Weak on “currency manipulation”

When countries such as China and Japan artificially lower the value of their currencies, it costs Americans jobs because foreign imports become cheaper and US exports more expensive. So critics want language in the fast-track bill against currency manipulation.

The bill’s supporters don’t dispute the dangers. That’s why, for the first time, fast-track legislation makes the issue a “negotiating objective” for the administration.

But an enforcement mechanism is too strong a remedy to include in the bill, the administration says, claiming that it would derail trade negotiations. It could also endanger America’s ability to manage its own currency, and lead to retaliation and trade wars, US officials say. They point to modest success in recent years in pressuring China to increase the value of its currency.

Sen. Charles Schumer (D) of New York, who calls currency manipulation the “most significant trade challenge this country faces,” succeeded in getting a currency amendment in a related customs bill. It’s not yet clear what will happen to this measure or other attempts to address the issue.

Secret deal? No deal.

Don’t know what’s in the TPP? That’s because it’s “top secret,” criticizes Sen. Elizabeth Warren (D) of Massachusetts, a vocal opponent of fast track.

That was a complaint that her colleague, Sen. Ron Wyden (D) of Oregon heard a lot at town halls. As a result, “I really went to the mat on these secrecy issues,” Senator Wyden said at a recent Monitor breakfast.

Senator Wyden, who is the administration’s point man on trade in the Senate, points out that with the fast-track bill, the full text of the TPP and any other trade agreements will be public for the first time – 60 days before Congress starts voting on it. Under fast track, any member of Congress can have access to classified negotiating texts. Members can attend negotiating rounds or be briefed by the administration on request.

That’s not good enough for Senator Warren. She’s pushing a petition that tells US trade officials: “No vote on a fast-track for trade agreements until the American people can see what’s in this TPP deal.” Members of Congress also complain about restricted access for their staffs, on whom they heavily rely.

A dispute over resolving disputes

Critics are up in arms over the way corporations settle disputes over alleged violations of free-trade agreements. The investor-state dispute settlement, or ISDS, lets foreign countries sue governments in special tribunals, rather than going through the country’s court system.

The problem with this, they argue, is that the tribunals grant huge payments to corporations for the violations – such big payments that countries are then incentivized to change their regulations. Not only do supporters of labor object, they worry that foreign companies will use the tribunals to force changes in US regulations and laws.

The administration says it is writing safeguards into the TPP that will prevent this from happening.

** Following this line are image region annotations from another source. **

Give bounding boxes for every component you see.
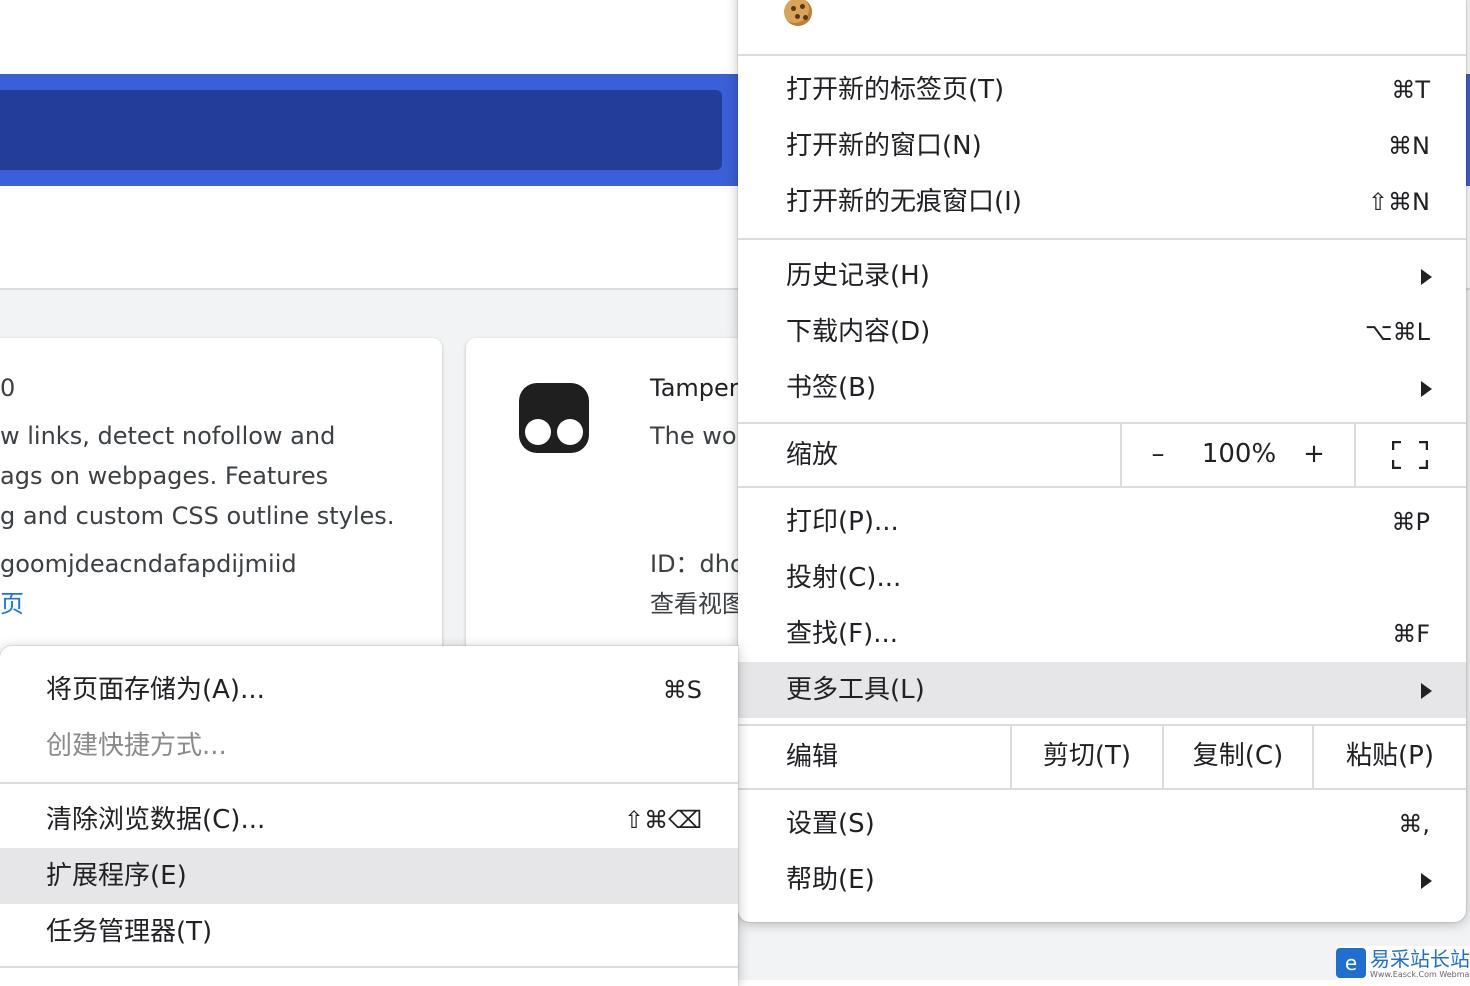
extension-title: Tamper <box>650 374 739 402</box>
watermark-text: 易采站长站 <box>1370 947 1470 971</box>
extension-title: 0 <box>0 374 16 402</box>
menu-item-shortcut: ⌘F <box>1392 620 1430 648</box>
menu-item-label: 扩展程序(E) <box>46 861 187 891</box>
menu-separator <box>738 788 1466 790</box>
menu-item-shortcut: ⌘T <box>1391 76 1430 104</box>
menu-item-label: 打开新的标签页(T) <box>786 75 1005 105</box>
menu-item-new-tab[interactable]: 打开新的标签页(T) ⌘T <box>738 62 1466 118</box>
page-search-bar[interactable] <box>0 90 722 170</box>
menu-item-help[interactable]: 帮助(E) <box>738 852 1466 908</box>
menu-item-label: 创建快捷方式... <box>46 731 227 761</box>
menu-separator <box>738 486 1466 488</box>
menu-item-label: 设置(S) <box>786 809 875 839</box>
zoom-out-button[interactable]: – <box>1138 424 1178 484</box>
extension-id: ID：dhc <box>650 550 744 578</box>
site-watermark: e 易采站长站 Www.Easck.Com Webmaster <box>1336 946 1470 980</box>
menu-separator <box>0 966 738 968</box>
menu-item-shortcut: ⇧⌘⌫ <box>623 806 702 834</box>
menu-item-label: 将页面存储为(A)... <box>46 675 265 705</box>
menu-zoom-row: 缩放 – 100% + <box>738 424 1466 486</box>
fullscreen-icon[interactable] <box>1392 441 1428 469</box>
menu-divider <box>1120 424 1122 486</box>
menu-item-settings[interactable]: 设置(S) ⌘, <box>738 796 1466 852</box>
more-tools-submenu: 将页面存储为(A)... ⌘S 创建快捷方式... 清除浏览数据(C)... ⇧… <box>0 646 738 986</box>
menu-item-label: 查找(F)... <box>786 619 899 649</box>
menu-item-label: 投射(C)... <box>786 563 902 593</box>
menu-item-task-manager[interactable]: 任务管理器(T) <box>0 904 738 960</box>
extension-description: The wor <box>650 422 747 450</box>
menu-item-print[interactable]: 打印(P)... ⌘P <box>738 494 1466 550</box>
copy-button[interactable]: 复制(C) <box>1164 726 1312 786</box>
menu-item-shortcut: ⇧⌘N <box>1367 188 1430 216</box>
menu-item-save-page-as[interactable]: 将页面存储为(A)... ⌘S <box>0 662 738 718</box>
zoom-label: 缩放 <box>786 440 839 470</box>
submenu-arrow-icon <box>1421 269 1432 285</box>
menu-item-history[interactable]: 历史记录(H) <box>738 248 1466 304</box>
zoom-level: 100% <box>1201 439 1277 469</box>
paste-button[interactable]: 粘贴(P) <box>1314 726 1466 786</box>
submenu-arrow-icon <box>1421 381 1432 397</box>
extension-view-link[interactable]: 页 <box>0 584 24 624</box>
menu-item-cast[interactable]: 投射(C)... <box>738 550 1466 606</box>
submenu-arrow-icon <box>1421 683 1432 699</box>
chrome-main-menu: 打开新的标签页(T) ⌘T 打开新的窗口(N) ⌘N 打开新的无痕窗口(I) ⇧… <box>738 0 1466 922</box>
menu-item-label: 打印(P)... <box>786 507 899 537</box>
watermark-subtext: Www.Easck.Com Webmaster <box>1370 970 1470 979</box>
menu-item-extensions[interactable]: 扩展程序(E) <box>0 848 738 904</box>
menu-separator <box>738 238 1466 240</box>
extension-description-line: ags on webpages. Features <box>0 462 329 490</box>
menu-item-shortcut: ⌘, <box>1398 810 1430 838</box>
menu-item-label: 清除浏览数据(C)... <box>46 805 266 835</box>
menu-item-label: 历史记录(H) <box>786 261 930 291</box>
submenu-arrow-icon <box>1421 873 1432 889</box>
menu-item-label: 打开新的无痕窗口(I) <box>786 187 1022 217</box>
menu-item-new-incognito-window[interactable]: 打开新的无痕窗口(I) ⇧⌘N <box>738 174 1466 230</box>
menu-item-bookmarks[interactable]: 书签(B) <box>738 360 1466 416</box>
menu-item-new-window[interactable]: 打开新的窗口(N) ⌘N <box>738 118 1466 174</box>
menu-divider <box>1354 424 1356 486</box>
menu-item-label: 帮助(E) <box>786 865 875 895</box>
menu-item-downloads[interactable]: 下载内容(D) ⌥⌘L <box>738 304 1466 360</box>
cookie-icon[interactable] <box>784 0 812 26</box>
menu-item-label: 任务管理器(T) <box>46 917 213 947</box>
menu-item-label: 打开新的窗口(N) <box>786 131 982 161</box>
menu-item-shortcut: ⌘S <box>662 676 702 704</box>
menu-item-shortcut: ⌥⌘L <box>1364 318 1430 346</box>
menu-item-shortcut: ⌘P <box>1391 508 1430 536</box>
menu-item-create-shortcut: 创建快捷方式... <box>0 718 738 774</box>
menu-item-shortcut: ⌘N <box>1388 132 1430 160</box>
extension-description-line: w links, detect nofollow and <box>0 422 336 450</box>
menu-item-label: 更多工具(L) <box>786 675 925 705</box>
watermark-logo-icon: e <box>1336 948 1366 978</box>
menu-item-label: 书签(B) <box>786 373 877 403</box>
edit-label: 编辑 <box>786 742 839 772</box>
menu-item-find[interactable]: 查找(F)... ⌘F <box>738 606 1466 662</box>
menu-item-label: 下载内容(D) <box>786 317 931 347</box>
menu-item-more-tools[interactable]: 更多工具(L) <box>738 662 1466 718</box>
menu-separator <box>738 54 1466 56</box>
menu-item-clear-browsing-data[interactable]: 清除浏览数据(C)... ⇧⌘⌫ <box>0 792 738 848</box>
zoom-in-button[interactable]: + <box>1294 424 1334 484</box>
extension-id: goomjdeacndafapdijmiid <box>0 550 297 578</box>
menu-edit-row: 编辑 剪切(T) 复制(C) 粘贴(P) <box>738 726 1466 788</box>
tampermonkey-icon <box>519 383 589 453</box>
extension-description-line: g and custom CSS outline styles. <box>0 502 395 530</box>
cut-button[interactable]: 剪切(T) <box>1012 726 1162 786</box>
extension-view-link[interactable]: 查看视图 <box>650 584 746 624</box>
menu-separator <box>0 782 738 784</box>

President Obama also told Yahoo Politics: "There is no chance, zero chance, that the US would be sued on something like our financial regulations, and on food safety, and on the various environmental regulations that we have in place, mainly because we treat everybody the same." He added, "We treat our own companies the same way we treat somebody else's companies."

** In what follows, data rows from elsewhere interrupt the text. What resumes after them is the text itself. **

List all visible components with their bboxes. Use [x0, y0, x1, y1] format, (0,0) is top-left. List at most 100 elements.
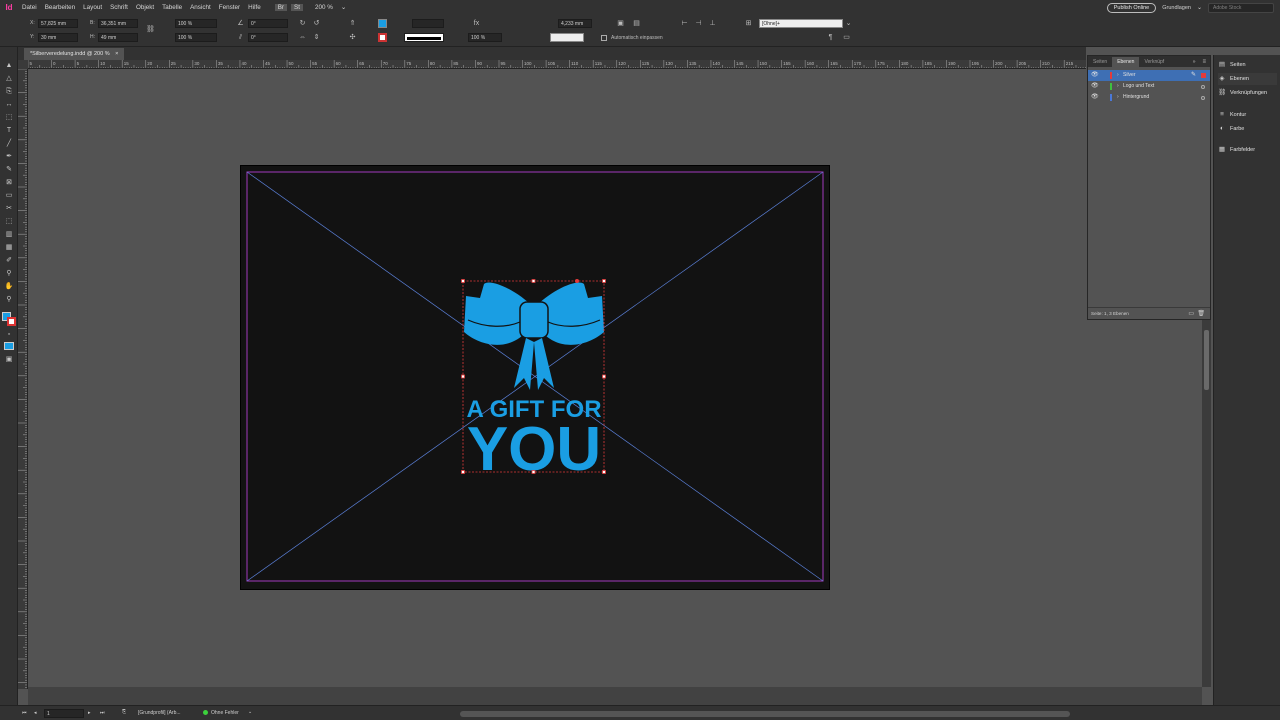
dock-seiten[interactable]: ▤ Seiten [1218, 59, 1246, 71]
eyedropper-tool-icon[interactable]: ⚲ [4, 269, 14, 279]
hand-tool-icon[interactable]: ✋ [4, 282, 14, 292]
new-layer-icon[interactable]: ▭ [1188, 308, 1194, 320]
page-tool-icon[interactable]: ⎘ [4, 87, 14, 97]
prev-page-icon[interactable]: ◂ [34, 710, 37, 716]
width-field[interactable]: 36,351 mm [98, 19, 138, 28]
gap-tool-icon[interactable]: ↔ [4, 100, 14, 110]
free-transform-tool-icon[interactable]: ⬚ [4, 217, 14, 227]
fit-content-icon[interactable]: ▣ [616, 19, 625, 28]
auto-fit-checkbox[interactable] [601, 35, 607, 41]
stock-icon[interactable]: St [291, 4, 303, 11]
align-right-icon[interactable]: ⊥ [708, 19, 717, 28]
rectangle-tool-icon[interactable]: ▭ [4, 191, 14, 201]
preflight-chevron-down-icon[interactable]: ⌄ [248, 709, 252, 715]
layer-target-icon[interactable] [1201, 96, 1205, 100]
last-page-icon[interactable]: ⏭ [100, 710, 105, 716]
workspace-switcher[interactable]: Grundlagen [1162, 5, 1191, 11]
visibility-eye-icon[interactable]: 👁 [1091, 70, 1099, 81]
scale-x-field[interactable]: 100 % [175, 19, 217, 28]
bridge-icon[interactable]: Br [274, 4, 288, 11]
type-tool-icon[interactable]: T [4, 126, 14, 136]
stroke-type-dropdown[interactable] [404, 33, 444, 42]
menu-layout[interactable]: Layout [79, 4, 106, 11]
formatting-container-icon[interactable]: ▫ [4, 330, 14, 340]
trash-icon[interactable]: 🗑 [1197, 308, 1205, 320]
next-page-icon[interactable]: ▸ [88, 710, 91, 716]
page-number-field[interactable]: 1 [44, 709, 84, 718]
layer-row-silver[interactable]: 👁 › Silver ✎ [1088, 70, 1210, 81]
rotate-ccw-icon[interactable]: ↺ [312, 19, 321, 28]
object-style-chevron-down-icon[interactable]: ⌄ [844, 19, 853, 28]
rotate-cw-icon[interactable]: ↻ [298, 19, 307, 28]
rectangle-frame-tool-icon[interactable]: ⊠ [4, 178, 14, 188]
object-style-dropdown[interactable]: [Ohne]+ [759, 19, 843, 28]
opacity-field[interactable]: 100 % [468, 33, 502, 42]
tab-verknuepf[interactable]: Verknüpf [1139, 57, 1169, 67]
new-style-icon[interactable]: ▭ [842, 33, 851, 42]
panel-menu-icon[interactable]: ≡ [1198, 57, 1210, 67]
scissors-tool-icon[interactable]: ✂ [4, 204, 14, 214]
zoom-chevron-down-icon[interactable]: ⌄ [337, 4, 350, 11]
stroke-swatch[interactable] [378, 33, 387, 42]
menu-objekt[interactable]: Objekt [132, 4, 158, 11]
shear-field[interactable]: 0° [248, 33, 288, 42]
tab-seiten[interactable]: Seiten [1088, 57, 1112, 67]
stroke-weight-dropdown[interactable] [412, 19, 444, 28]
menu-ansicht[interactable]: Ansicht [186, 4, 215, 11]
content-collector-icon[interactable]: ⬚ [4, 113, 14, 123]
select-content-icon[interactable]: ✣ [348, 33, 357, 42]
zoom-level[interactable]: 200 % [311, 4, 337, 11]
stroke-weight-field[interactable]: 4,233 mm [558, 19, 592, 28]
y-field[interactable]: 30 mm [38, 33, 78, 42]
height-field[interactable]: 49 mm [98, 33, 138, 42]
apply-color-icon[interactable] [4, 342, 14, 350]
dock-farbe[interactable]: ◐ Farbe [1218, 123, 1244, 135]
dock-verknuepfungen[interactable]: ⛓ Verknüpfungen [1218, 87, 1267, 99]
screen-mode-icon[interactable]: ▣ [4, 355, 14, 365]
publish-online-button[interactable]: Publish Online [1106, 2, 1157, 13]
workspace-chevron-down-icon[interactable]: ⌄ [1197, 4, 1202, 11]
menu-tabelle[interactable]: Tabelle [158, 4, 186, 11]
preflight-label[interactable]: Ohne Fehler [211, 710, 239, 716]
expand-chevron-icon[interactable]: › [1117, 81, 1119, 92]
fill-swatch[interactable] [378, 19, 387, 28]
scale-y-field[interactable]: 100 % [175, 33, 217, 42]
vertical-scrollbar[interactable] [1202, 320, 1211, 687]
menu-fenster[interactable]: Fenster [215, 4, 244, 11]
pencil-tool-icon[interactable]: ✎ [4, 165, 14, 175]
frame-fitting-field[interactable] [550, 33, 584, 42]
note-tool-icon[interactable]: ✐ [4, 256, 14, 266]
selection-tool-icon[interactable]: ▲ [4, 61, 14, 71]
menu-datei[interactable]: Datei [18, 4, 41, 11]
tab-ebenen[interactable]: Ebenen [1112, 57, 1140, 67]
scroll-thumb[interactable] [1204, 330, 1209, 390]
rotation-field[interactable]: 0° [248, 19, 288, 28]
menu-schrift[interactable]: Schrift [106, 4, 132, 11]
collapse-panel-icon[interactable]: » [1190, 57, 1199, 67]
dock-ebenen[interactable]: ◈ Ebenen [1218, 73, 1277, 85]
selection-bounding-box[interactable] [460, 278, 608, 476]
clear-overrides-icon[interactable]: ¶ [826, 33, 835, 42]
constrain-proportions-icon[interactable]: ⛓ [146, 25, 155, 34]
x-field[interactable]: 57,825 mm [38, 19, 78, 28]
expand-chevron-icon[interactable]: › [1117, 70, 1119, 81]
stroke-color-icon[interactable] [7, 317, 16, 326]
select-container-icon[interactable]: ⇑ [348, 19, 357, 28]
master-page-label[interactable]: [Grundprofil] (Arb... [138, 710, 181, 716]
visibility-eye-icon[interactable]: 👁 [1091, 81, 1099, 92]
line-tool-icon[interactable]: ╱ [4, 139, 14, 149]
open-page-icon[interactable]: ⎘ [122, 709, 126, 715]
pen-tool-icon[interactable]: ✒ [4, 152, 14, 162]
layer-row-logo-und-text[interactable]: 👁 › Logo und Text [1088, 81, 1210, 92]
dock-farbfelder[interactable]: ▦ Farbfelder [1218, 144, 1255, 156]
expand-chevron-icon[interactable]: › [1117, 92, 1119, 103]
zoom-tool-icon[interactable]: ⚲ [4, 295, 14, 305]
grid-icon[interactable]: ⊞ [744, 19, 753, 28]
horizontal-scroll-thumb[interactable] [460, 711, 1070, 717]
visibility-eye-icon[interactable]: 👁 [1091, 92, 1099, 103]
menu-bearbeiten[interactable]: Bearbeiten [41, 4, 79, 11]
dock-kontur[interactable]: ≡ Kontur [1218, 109, 1246, 121]
flip-vertical-icon[interactable]: ⇕ [312, 33, 321, 42]
align-left-icon[interactable]: ⊢ [680, 19, 689, 28]
stock-search-input[interactable]: Adobe Stock [1208, 2, 1274, 13]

Vietnam, a contentious subject

For the first time, a non-free-market economy such as Vietnam will be included in a broad trade deal involving the US, and that’s a problem, say critics. “Americans should not be forced to compete against desperately poor workers like those in Vietnam who make as little as 56 cents an hour,” Sen. Bernie Sanders (I) of Vermont, wrote in a letter to to US Trade Representative Michael Froman last month.

In 2013, the US trade deficit with Vietnam was $19.6 billion.

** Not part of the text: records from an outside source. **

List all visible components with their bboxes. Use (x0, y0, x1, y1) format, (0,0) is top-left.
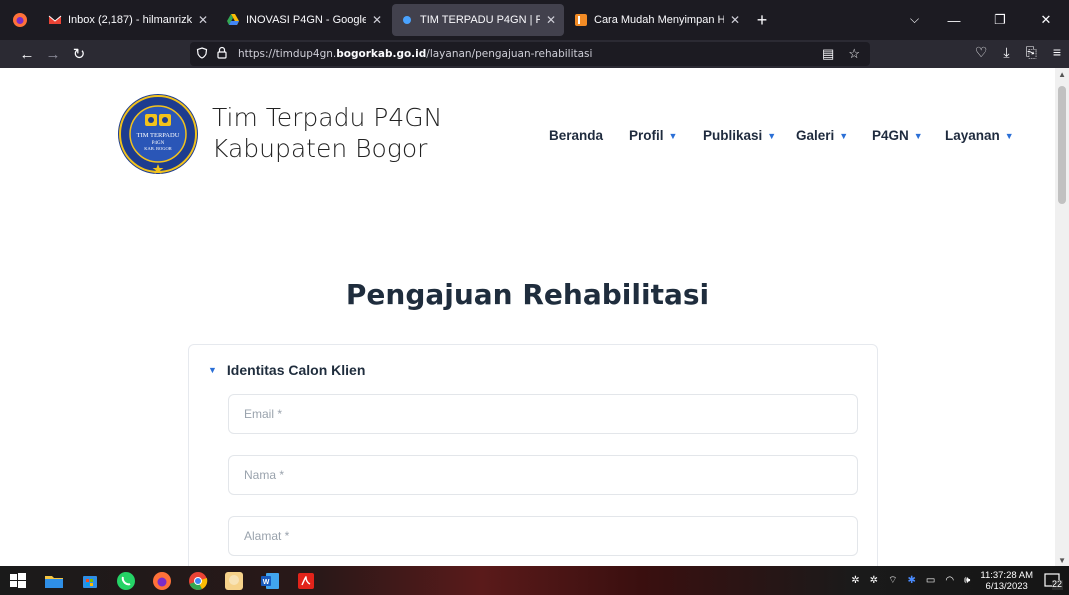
download-icon[interactable]: ⤓ (1003, 44, 1009, 61)
reader-view-icon[interactable]: ▤ (822, 46, 834, 62)
wifi-icon[interactable]: ◠ (945, 575, 954, 586)
scrollbar-thumb[interactable] (1058, 86, 1066, 204)
nav-label: Beranda (549, 128, 604, 143)
pocket-icon[interactable]: ♡ (975, 44, 988, 61)
google-drive-icon (226, 13, 240, 27)
tab-title: Cara Mudah Menyimpan Halam (594, 14, 724, 26)
logo-text-top: TIM TERPADU (137, 132, 180, 139)
close-tab-icon[interactable]: ✕ (546, 13, 556, 27)
tab-title: INOVASI P4GN - Google Drive (246, 14, 366, 26)
tab-title: TIM TERPADU P4GN | Pengajua (420, 14, 540, 26)
tab-google-drive[interactable]: INOVASI P4GN - Google Drive ✕ (218, 4, 390, 36)
nav-beranda[interactable]: Beranda (549, 128, 603, 143)
lock-icon[interactable] (216, 46, 230, 62)
nav-label: Profil (629, 128, 664, 143)
nav-p4gn[interactable]: P4GN ▼ (872, 128, 923, 143)
nama-field[interactable]: Nama * (228, 455, 858, 495)
clock-time: 11:37:28 AM (980, 569, 1033, 581)
site-logo[interactable]: TIM TERPADU P4GN KAB. BOGOR (116, 92, 200, 176)
page-title: Pengajuan Rehabilitasi (345, 278, 710, 311)
network-icon[interactable]: ⌔ (888, 574, 897, 587)
minimize-icon[interactable]: — (931, 13, 977, 28)
caret-down-icon: ▼ (913, 130, 923, 141)
tab-gmail[interactable]: Inbox (2,187) - hilmanrizkyy@g ✕ (40, 4, 216, 36)
photo-app-icon[interactable] (216, 566, 252, 595)
address-bar[interactable]: https://timdup4gn.bogorkab.go.id/layanan… (190, 42, 870, 66)
close-window-icon[interactable]: ✕ (1023, 12, 1069, 28)
close-tab-icon[interactable]: ✕ (372, 13, 382, 27)
nav-label: P4GN (872, 128, 909, 143)
brand-line-1: Tim Terpadu P4GN (212, 103, 443, 132)
bookmark-star-icon[interactable]: ☆ (848, 46, 860, 62)
nav-label: Layanan (945, 128, 1000, 143)
system-clock[interactable]: 11:37:28 AM 6/13/2023 (980, 570, 1033, 592)
nav-profil[interactable]: Profil ▼ (629, 128, 677, 143)
caret-down-icon: ▼ (767, 130, 777, 141)
caret-down-icon: ▼ (1004, 130, 1014, 141)
page-content: TIM TERPADU P4GN KAB. BOGOR Tim Terpadu … (0, 68, 1055, 566)
firefox-menu-icon[interactable] (0, 0, 40, 40)
restore-icon[interactable]: ❐ (977, 12, 1023, 28)
window-controls: — ❐ ✕ (931, 0, 1069, 40)
nav-publikasi[interactable]: Publikasi ▼ (703, 128, 776, 143)
article-icon (574, 13, 588, 27)
whatsapp-icon[interactable] (108, 566, 144, 595)
tracking-shield-icon[interactable] (196, 46, 210, 62)
battery-icon[interactable]: ▭ (926, 575, 935, 586)
url-prefix: https://timdup4gn. (238, 48, 337, 60)
pdf-reader-icon[interactable] (288, 566, 324, 595)
tab-p4gn-active[interactable]: TIM TERPADU P4GN | Pengajua ✕ (392, 4, 564, 36)
chrome-icon[interactable] (180, 566, 216, 595)
nav-label: Publikasi (703, 128, 763, 143)
firefox-taskbar-icon[interactable] (144, 566, 180, 595)
site-brand[interactable]: Tim Terpadu P4GN Kabupaten Bogor (212, 102, 442, 164)
nav-label: Galeri (796, 128, 835, 143)
nav-layanan[interactable]: Layanan ▼ (945, 128, 1014, 143)
section-title: Identitas Calon Klien (226, 362, 366, 378)
section-identitas-toggle[interactable]: ▼ Identitas Calon Klien (208, 362, 365, 378)
extensions-icon[interactable]: ⎘ (1026, 44, 1037, 61)
toolbar-right: ♡ ⤓ ⎘ ≡ (975, 44, 1061, 61)
clock-date: 6/13/2023 (985, 580, 1028, 592)
url-path: /layanan/pengajuan-rehabilitasi (426, 48, 593, 60)
back-icon[interactable]: ← (14, 46, 40, 63)
svg-text:W: W (263, 579, 270, 586)
scroll-down-icon[interactable]: ▼ (1058, 556, 1066, 565)
file-explorer-icon[interactable] (36, 566, 72, 595)
reload-icon[interactable]: ↻ (66, 45, 92, 63)
notification-center-icon[interactable]: 22 (1043, 571, 1063, 591)
tray-app-icon[interactable]: ✲ (851, 575, 859, 586)
bluetooth-icon[interactable]: ✱ (907, 575, 915, 586)
logo-text-bot: KAB. BOGOR (144, 146, 172, 151)
chevron-down-icon[interactable]: ⌵ (910, 12, 919, 27)
new-tab-button[interactable]: + (750, 10, 774, 31)
close-tab-icon[interactable]: ✕ (730, 13, 740, 27)
site-icon (400, 13, 414, 27)
caret-down-icon: ▼ (839, 130, 849, 141)
email-field[interactable]: Email * (228, 394, 858, 434)
url-text: https://timdup4gn.bogorkab.go.id/layanan… (238, 48, 592, 60)
system-tray: ✲ ✲ ⌔ ✱ ▭ ◠ 🕪 11:37:28 AM 6/13/2023 (851, 566, 1033, 595)
notification-count: 22 (1052, 579, 1063, 589)
caret-down-icon: ▼ (668, 130, 678, 141)
volume-icon[interactable]: 🕪 (964, 575, 970, 586)
scroll-up-icon[interactable]: ▲ (1058, 70, 1066, 79)
tab-title: Inbox (2,187) - hilmanrizkyy@g (68, 14, 192, 26)
microsoft-store-icon[interactable] (72, 566, 108, 595)
microsoft-word-icon[interactable]: W (252, 566, 288, 595)
hamburger-menu-icon[interactable]: ≡ (1053, 44, 1061, 61)
tab-article[interactable]: Cara Mudah Menyimpan Halam ✕ (566, 4, 748, 36)
url-domain: bogorkab.go.id (336, 48, 427, 60)
windows-start-icon[interactable] (0, 566, 36, 595)
tab-strip: Inbox (2,187) - hilmanrizkyy@g ✕ INOVASI… (0, 0, 1069, 40)
caret-down-icon: ▼ (208, 365, 217, 375)
brand-line-2: Kabupaten Bogor (212, 134, 428, 163)
close-tab-icon[interactable]: ✕ (198, 13, 208, 27)
forward-icon[interactable]: → (40, 46, 66, 63)
gmail-icon (48, 13, 62, 27)
alamat-field[interactable]: Alamat * (228, 516, 858, 556)
tray-app-icon[interactable]: ✲ (870, 575, 878, 586)
nav-galeri[interactable]: Galeri ▼ (796, 128, 848, 143)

But supporters argue that fast track and the TPP are precisely intended to protect against this problem. The fast-track bill raises the bar for labor, environment, and human rights standards, says Wyden. “Trading partners must adopt and maintain core international labor and environmental standards, with trade sanctions if they do not comply,” he said in a statement last month.

Staff writers David Cook and Mark Trumbull contributed to this report.

[Editor's note: The original version of this article misidentified Senator Wyden's home state.]